K=1 carves the plane into Voronoi cells around training points; the boundary follows the cells.
From the chapter: Chapter 7: Supervised Learning
Glossary: k nearest neighbours, voronoi diagram
Transcript
K-nearest neighbours is the simplest classifier. To predict the class of a new point, find its k nearest training points and take a vote.
With k equals one, the decision rule is: copy the label of the nearest training point.
Plot the training points. For each location in the plane, ask: which training point is closest? The plane partitions into regions, one per training point. Each region is the set of locations where that training point wins the closest-neighbour competition.
This partition is the Voronoi diagram. The decision boundary of one-nearest-neighbour follows the Voronoi cell edges.

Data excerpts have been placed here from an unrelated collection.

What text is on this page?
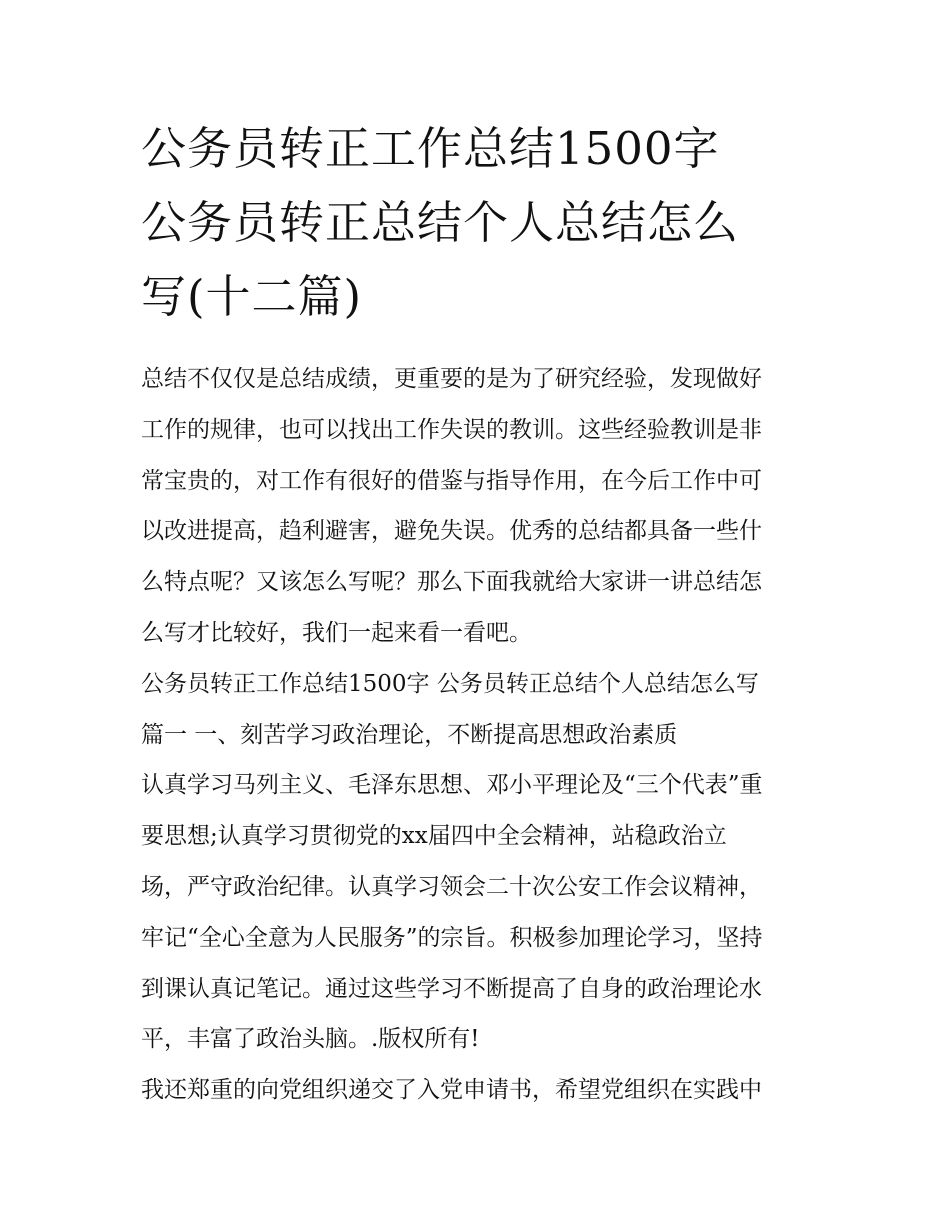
公务员转正工作总结1500字
公务员转正总结个人总结怎么
写(十二篇)
总结不仅仅是总结成绩，更重要的是为了研究经验，发现做好
工作的规律，也可以找出工作失误的教训。这些经验教训是非
常宝贵的，对工作有很好的借鉴与指导作用，在今后工作中可
以改进提高，趋利避害，避免失误。优秀的总结都具备一些什
么特点呢？又该怎么写呢？那么下面我就给大家讲一讲总结怎
么写才比较好，我们一起来看一看吧。
公务员转正工作总结1500字 公务员转正总结个人总结怎么写
篇一 一、刻苦学习政治理论，不断提高思想政治素质
认真学习马列主义、毛泽东思想、邓小平理论及“三个代表”重
要思想;认真学习贯彻党的xx届四中全会精神，站稳政治立
场，严守政治纪律。认真学习领会二十次公安工作会议精神，
牢记“全心全意为人民服务”的宗旨。积极参加理论学习，坚持
到课认真记笔记。通过这些学习不断提高了自身的政治理论水
平，丰富了政治头脑。.版权所有!
我还郑重的向党组织递交了入党申请书，希望党组织在实践中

The boundary is jagged, sensitive to individual training points. A single noisy point creates a small region with the wrong label.
Increase k. With k equals five, the prediction is the majority of the five closest. The boundary smooths. Outliers stop dominating their immediate neighbourhood.
Larger k means smoother boundaries but greater bias. In the limit of k equals n, every point gets the majority class regardless of position.
K-nearest neighbours is a lazy learner. No training, just store the data. Prediction time is O(n). For low-dimensional small datasets, it is surprisingly competitive.